Facebook first announced it was working with RED in May, saying it was looking to realise the next phase of its high-end VR camera prototypes and thus was setting out to find a camera manufacturer that was known for uncompromising image quality and cinematographic acumen.
That search led them to RED. “RED brings unparalleled image quality with over 16-stops of dynamic range and high spatial resolution, making it ideal for many VR capture scenarios,” said the company. “The high spatial resolution and dynamic range allow for new levels of depth estimation and 6DoF realism.”
And all that in turn, and in a remarkably short space of time all things considered, has led to the first prototype shots of the Manifold.
It operates like any other VR camera in that the 16 images are stitched together by post processing software, in this case supplied by a partner company team of Adobe, Foundry, and OTOY. It’s just that with the Manifold those images are being supplied by 16 Helium 8K sensors running at 60fps rather than, say, 16 GoPros lashed together in a bundle. Seriously, in terms of VR image quality this thing is absolutely out there.
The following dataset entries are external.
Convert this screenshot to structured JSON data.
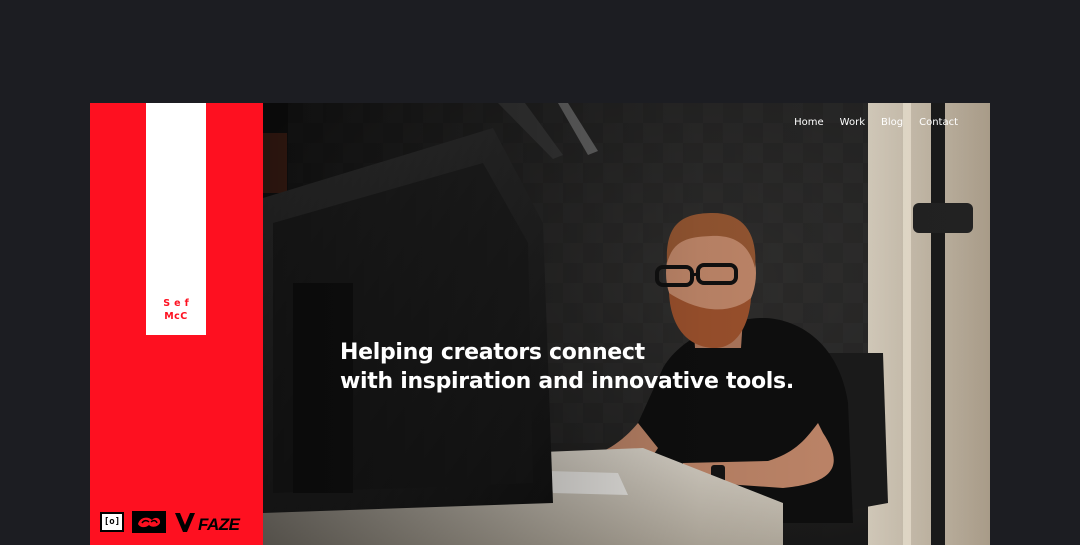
{
  "brand": {
    "logo_line1": "Sef",
    "logo_line2": "McC",
    "accent_color": "#fe1020"
  },
  "nav": {
    "items": [
      {
        "label": "Home"
      },
      {
        "label": "Work"
      },
      {
        "label": "Blog"
      },
      {
        "label": "Contact"
      }
    ]
  },
  "hero": {
    "headline_line1": "Helping creators connect",
    "headline_line2": "with inspiration and innovative tools.",
    "image_description": "photo-of-man-at-computer"
  },
  "partners": [
    {
      "name": "bracket-logo",
      "label": "[o]"
    },
    {
      "name": "ram-logo-icon"
    },
    {
      "name": "faze-logo",
      "label": "FAZE"
    }
  ],
  "colors": {
    "page_background": "#1c1d22",
    "text": "#ffffff"
  }
}
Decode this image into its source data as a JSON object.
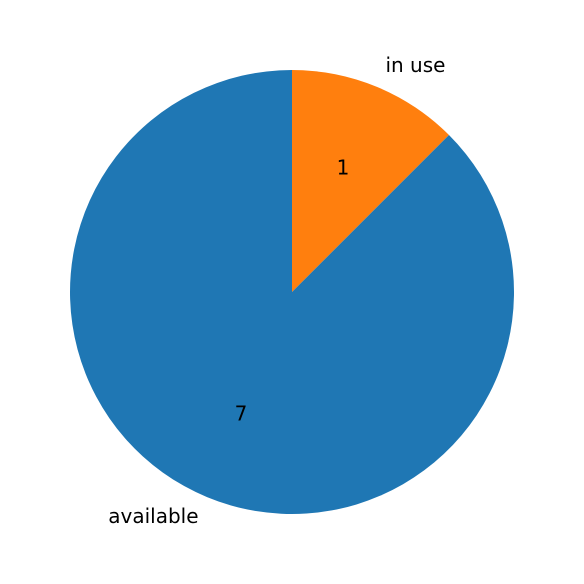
{
  "chart_data": {
    "type": "pie",
    "categories": [
      "in use",
      "available"
    ],
    "values": [
      1,
      7
    ],
    "value_labels": [
      "1",
      "7"
    ],
    "colors": [
      "#ff7f0e",
      "#1f77b4"
    ],
    "start_angle_deg": 90,
    "direction": "clockwise",
    "title": "",
    "legend": "none"
  }
}
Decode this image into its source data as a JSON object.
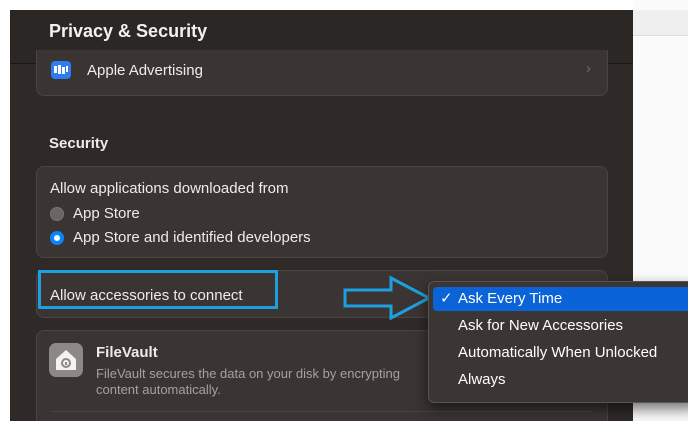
{
  "window": {
    "title": "Privacy & Security"
  },
  "advertising_row": {
    "label": "Apple Advertising",
    "icon": "apple-advertising-icon",
    "chevron": "chevron-right-icon"
  },
  "security": {
    "title": "Security",
    "allow_downloads_label": "Allow applications downloaded from",
    "options": [
      {
        "label": "App Store",
        "selected": false
      },
      {
        "label": "App Store and identified developers",
        "selected": true
      }
    ]
  },
  "accessories": {
    "label": "Allow accessories to connect",
    "selected_value": "Ask Every Time"
  },
  "menu": {
    "check": "✓",
    "items": [
      {
        "label": "Ask Every Time",
        "selected": true
      },
      {
        "label": "Ask for New Accessories",
        "selected": false
      },
      {
        "label": "Automatically When Unlocked",
        "selected": false
      },
      {
        "label": "Always",
        "selected": false
      }
    ]
  },
  "filevault": {
    "title": "FileVault",
    "description_line1": "FileVault secures the data on your disk by encrypting",
    "description_line2": "content automatically.",
    "icon": "house-lock-icon"
  },
  "colors": {
    "accent": "#0a84ff",
    "annotation": "#1ea0e0",
    "window_bg": "#2f2a27"
  }
}
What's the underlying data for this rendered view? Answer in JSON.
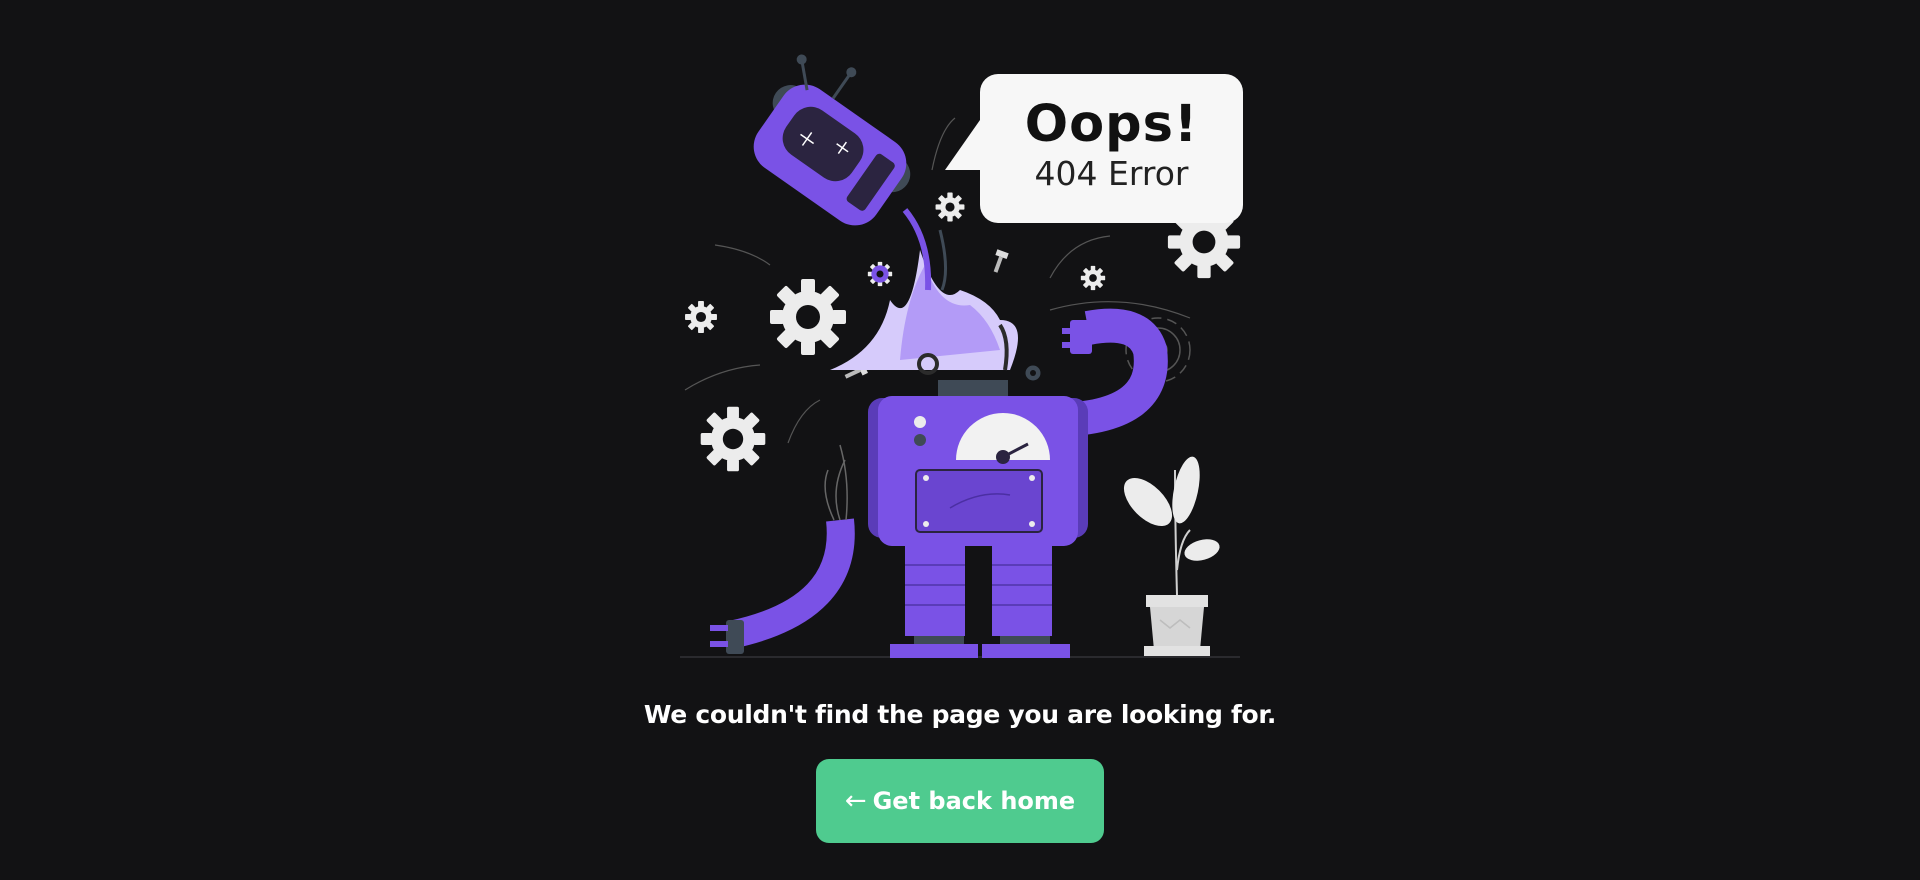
{
  "bubble": {
    "title": "Oops!",
    "subtitle": "404 Error"
  },
  "message": "We couldn't find the page you are looking for.",
  "home_button": {
    "arrow": "←",
    "label": "Get back home"
  },
  "colors": {
    "background": "#121214",
    "robot_purple": "#7a52e6",
    "button_green": "#4fcb8f"
  },
  "icons": [
    "robot-illustration",
    "gear-icon",
    "screw-icon",
    "plant-icon"
  ]
}
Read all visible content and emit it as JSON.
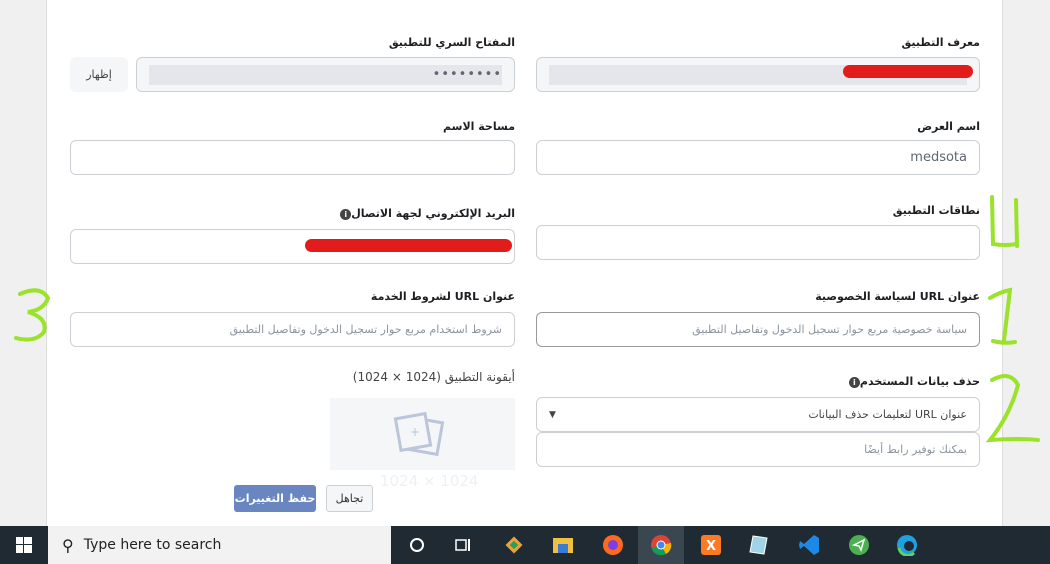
{
  "form": {
    "app_id": {
      "label": "معرف التطبيق",
      "value": ""
    },
    "app_secret": {
      "label": "المفتاح السري للتطبيق",
      "value": "••••••••",
      "show_button": "إظهار"
    },
    "display_name": {
      "label": "اسم العرض",
      "value": "medsota"
    },
    "namespace": {
      "label": "مساحة الاسم",
      "value": ""
    },
    "app_domains": {
      "label": "نطاقات التطبيق",
      "value": ""
    },
    "contact_email": {
      "label": "البريد الإلكتروني لجهة الاتصال",
      "value": ""
    },
    "privacy_url": {
      "label": "عنوان URL لسياسة الخصوصية",
      "placeholder": "سياسة خصوصية مربع حوار تسجيل الدخول وتفاصيل التطبيق"
    },
    "tos_url": {
      "label": "عنوان URL لشروط الخدمة",
      "placeholder": "شروط استخدام مربع حوار تسجيل الدخول وتفاصيل التطبيق"
    },
    "data_deletion": {
      "label": "حذف بيانات المستخدم",
      "select_value": "عنوان URL لتعليمات حذف البيانات",
      "placeholder": "يمكنك توفير رابط أيضًا"
    },
    "app_icon": {
      "label": "أيقونة التطبيق (1024 × 1024)",
      "size_text": "1024 × 1024"
    },
    "save_label": "حفظ التغييرات",
    "discard_label": "تجاهل"
  },
  "annotations": [
    "1",
    "2",
    "3",
    "4"
  ],
  "taskbar": {
    "search_placeholder": "Type here to search",
    "apps": [
      "cortana",
      "task-view",
      "git",
      "file-explorer",
      "firefox",
      "chrome",
      "xampp",
      "notepad",
      "vscode",
      "telegram",
      "edge"
    ]
  },
  "colors": {
    "primary": "#4267b2",
    "redaction": "#e21b1b",
    "annotation": "#9be22b"
  }
}
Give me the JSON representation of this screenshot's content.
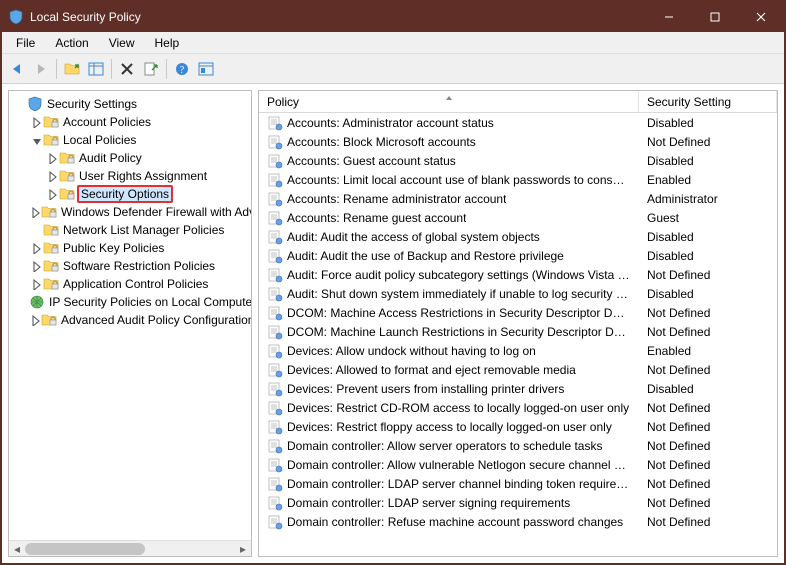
{
  "window": {
    "title": "Local Security Policy"
  },
  "menubar": [
    "File",
    "Action",
    "View",
    "Help"
  ],
  "tree": {
    "root": {
      "label": "Security Settings"
    },
    "items": [
      {
        "label": "Account Policies",
        "expand": "closed",
        "depth": 1
      },
      {
        "label": "Local Policies",
        "expand": "open",
        "depth": 1
      },
      {
        "label": "Audit Policy",
        "expand": "closed",
        "depth": 2
      },
      {
        "label": "User Rights Assignment",
        "expand": "closed",
        "depth": 2
      },
      {
        "label": "Security Options",
        "expand": "closed",
        "depth": 2,
        "selected": true
      },
      {
        "label": "Windows Defender Firewall with Advanced Security",
        "expand": "closed",
        "depth": 1
      },
      {
        "label": "Network List Manager Policies",
        "expand": "none",
        "depth": 1
      },
      {
        "label": "Public Key Policies",
        "expand": "closed",
        "depth": 1
      },
      {
        "label": "Software Restriction Policies",
        "expand": "closed",
        "depth": 1
      },
      {
        "label": "Application Control Policies",
        "expand": "closed",
        "depth": 1
      },
      {
        "label": "IP Security Policies on Local Computer",
        "expand": "none",
        "depth": 1,
        "icon": "ipsec"
      },
      {
        "label": "Advanced Audit Policy Configuration",
        "expand": "closed",
        "depth": 1
      }
    ]
  },
  "list": {
    "columns": {
      "policy": "Policy",
      "setting": "Security Setting"
    },
    "rows": [
      {
        "policy": "Accounts: Administrator account status",
        "setting": "Disabled"
      },
      {
        "policy": "Accounts: Block Microsoft accounts",
        "setting": "Not Defined"
      },
      {
        "policy": "Accounts: Guest account status",
        "setting": "Disabled"
      },
      {
        "policy": "Accounts: Limit local account use of blank passwords to console logon only",
        "setting": "Enabled"
      },
      {
        "policy": "Accounts: Rename administrator account",
        "setting": "Administrator"
      },
      {
        "policy": "Accounts: Rename guest account",
        "setting": "Guest"
      },
      {
        "policy": "Audit: Audit the access of global system objects",
        "setting": "Disabled"
      },
      {
        "policy": "Audit: Audit the use of Backup and Restore privilege",
        "setting": "Disabled"
      },
      {
        "policy": "Audit: Force audit policy subcategory settings (Windows Vista or later) to override audit policy category settings",
        "setting": "Not Defined"
      },
      {
        "policy": "Audit: Shut down system immediately if unable to log security audits",
        "setting": "Disabled"
      },
      {
        "policy": "DCOM: Machine Access Restrictions in Security Descriptor Definition Language (SDDL) syntax",
        "setting": "Not Defined"
      },
      {
        "policy": "DCOM: Machine Launch Restrictions in Security Descriptor Definition Language (SDDL) syntax",
        "setting": "Not Defined"
      },
      {
        "policy": "Devices: Allow undock without having to log on",
        "setting": "Enabled"
      },
      {
        "policy": "Devices: Allowed to format and eject removable media",
        "setting": "Not Defined"
      },
      {
        "policy": "Devices: Prevent users from installing printer drivers",
        "setting": "Disabled"
      },
      {
        "policy": "Devices: Restrict CD-ROM access to locally logged-on user only",
        "setting": "Not Defined"
      },
      {
        "policy": "Devices: Restrict floppy access to locally logged-on user only",
        "setting": "Not Defined"
      },
      {
        "policy": "Domain controller: Allow server operators to schedule tasks",
        "setting": "Not Defined"
      },
      {
        "policy": "Domain controller: Allow vulnerable Netlogon secure channel connections",
        "setting": "Not Defined"
      },
      {
        "policy": "Domain controller: LDAP server channel binding token requirements",
        "setting": "Not Defined"
      },
      {
        "policy": "Domain controller: LDAP server signing requirements",
        "setting": "Not Defined"
      },
      {
        "policy": "Domain controller: Refuse machine account password changes",
        "setting": "Not Defined"
      }
    ]
  }
}
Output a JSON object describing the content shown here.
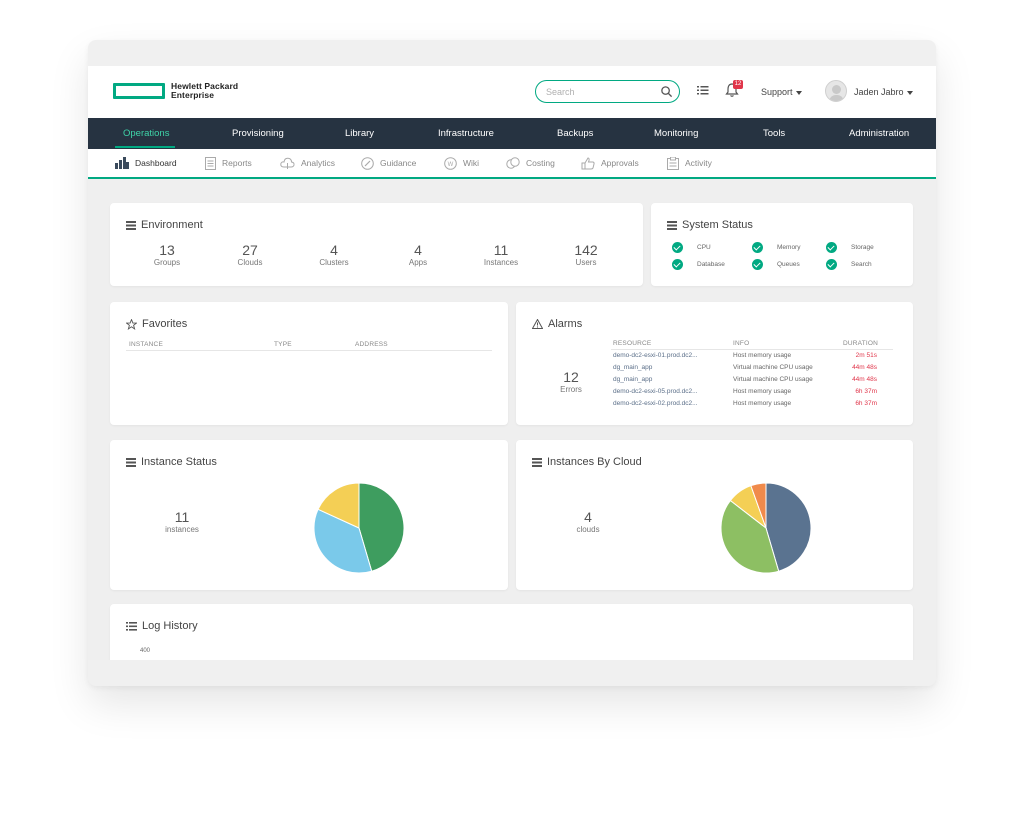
{
  "brand": {
    "line1": "Hewlett Packard",
    "line2": "Enterprise",
    "logo_color": "#01a982"
  },
  "header": {
    "search_placeholder": "Search",
    "notification_count": "12",
    "support_label": "Support",
    "user_name": "Jaden Jabro"
  },
  "topnav": {
    "items": [
      "Operations",
      "Provisioning",
      "Library",
      "Infrastructure",
      "Backups",
      "Monitoring",
      "Tools",
      "Administration"
    ],
    "active": "Operations"
  },
  "subnav": {
    "items": [
      "Dashboard",
      "Reports",
      "Analytics",
      "Guidance",
      "Wiki",
      "Costing",
      "Approvals",
      "Activity"
    ],
    "active": "Dashboard"
  },
  "environment": {
    "title": "Environment",
    "stats": [
      {
        "value": "13",
        "label": "Groups"
      },
      {
        "value": "27",
        "label": "Clouds"
      },
      {
        "value": "4",
        "label": "Clusters"
      },
      {
        "value": "4",
        "label": "Apps"
      },
      {
        "value": "11",
        "label": "Instances"
      },
      {
        "value": "142",
        "label": "Users"
      }
    ]
  },
  "system_status": {
    "title": "System Status",
    "items": [
      "CPU",
      "Memory",
      "Storage",
      "Database",
      "Queues",
      "Search"
    ]
  },
  "favorites": {
    "title": "Favorites",
    "columns": [
      "INSTANCE",
      "TYPE",
      "ADDRESS"
    ]
  },
  "alarms": {
    "title": "Alarms",
    "errors_count": "12",
    "errors_label": "Errors",
    "columns": [
      "RESOURCE",
      "INFO",
      "DURATION"
    ],
    "rows": [
      {
        "resource": "demo-dc2-esxi-01.prod.dc2...",
        "info": "Host memory usage",
        "duration": "2m 51s"
      },
      {
        "resource": "dg_main_app",
        "info": "Virtual machine CPU usage",
        "duration": "44m 48s"
      },
      {
        "resource": "dg_main_app",
        "info": "Virtual machine CPU usage",
        "duration": "44m 48s"
      },
      {
        "resource": "demo-dc2-esxi-05.prod.dc2...",
        "info": "Host memory usage",
        "duration": "6h 37m"
      },
      {
        "resource": "demo-dc2-esxi-02.prod.dc2...",
        "info": "Host memory usage",
        "duration": "6h 37m"
      }
    ]
  },
  "instance_status": {
    "title": "Instance Status",
    "count": "11",
    "count_label": "instances",
    "slices": [
      {
        "value": 5,
        "color": "#3e9d5f"
      },
      {
        "value": 4,
        "color": "#7ac9ea"
      },
      {
        "value": 2,
        "color": "#f4cf55"
      }
    ]
  },
  "instances_by_cloud": {
    "title": "Instances By Cloud",
    "count": "4",
    "count_label": "clouds",
    "slices": [
      {
        "value": 5,
        "color": "#5a7390"
      },
      {
        "value": 4.4,
        "color": "#8dbf63"
      },
      {
        "value": 1,
        "color": "#f4cf55"
      },
      {
        "value": 0.6,
        "color": "#f08a4b"
      }
    ]
  },
  "log_history": {
    "title": "Log History",
    "y_top_label": "400"
  }
}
What will be intriguing is how it all combines with Facebook’s depth estimation technology too. This captures 3D information from any object in a scene, resulting in a large amount of volumetric detail and movement and making it an ideal production platform for integrating CG elements into the final video.
The Manifold uses custom Schneider 8mm, F4.0, 180 degree fish eye lenses and gets its power from a single SMPTE 304M cable, which also supplies control and carries the (large amount of) data. The CCU and storage can be located up to 100 meters from the camera head itself, while it also features 5, 12g SDI outputs for monitoring and third party stitch processing. Facebook and RED also promise multiple third party storage device choices that will provide one hour or more of record time.
There’s an SDK provided for post processing so people have flexibility on their post-shoot workflows, while accessories include ND filters and quick release handles for manoeuvring and setup.
It is, frankly, an absolute beast of a machine, which perhaps makes it all the more surprising that according to Facebook it is being aimed at a commercial release. No word yet on either availability or pricing, though with 16 Helium sensors alone at its core it certainly ain’t going to be cheap. And neither, you feel, will be the headsets that can extract the most out of the incredibly immersive images it will be able to produce.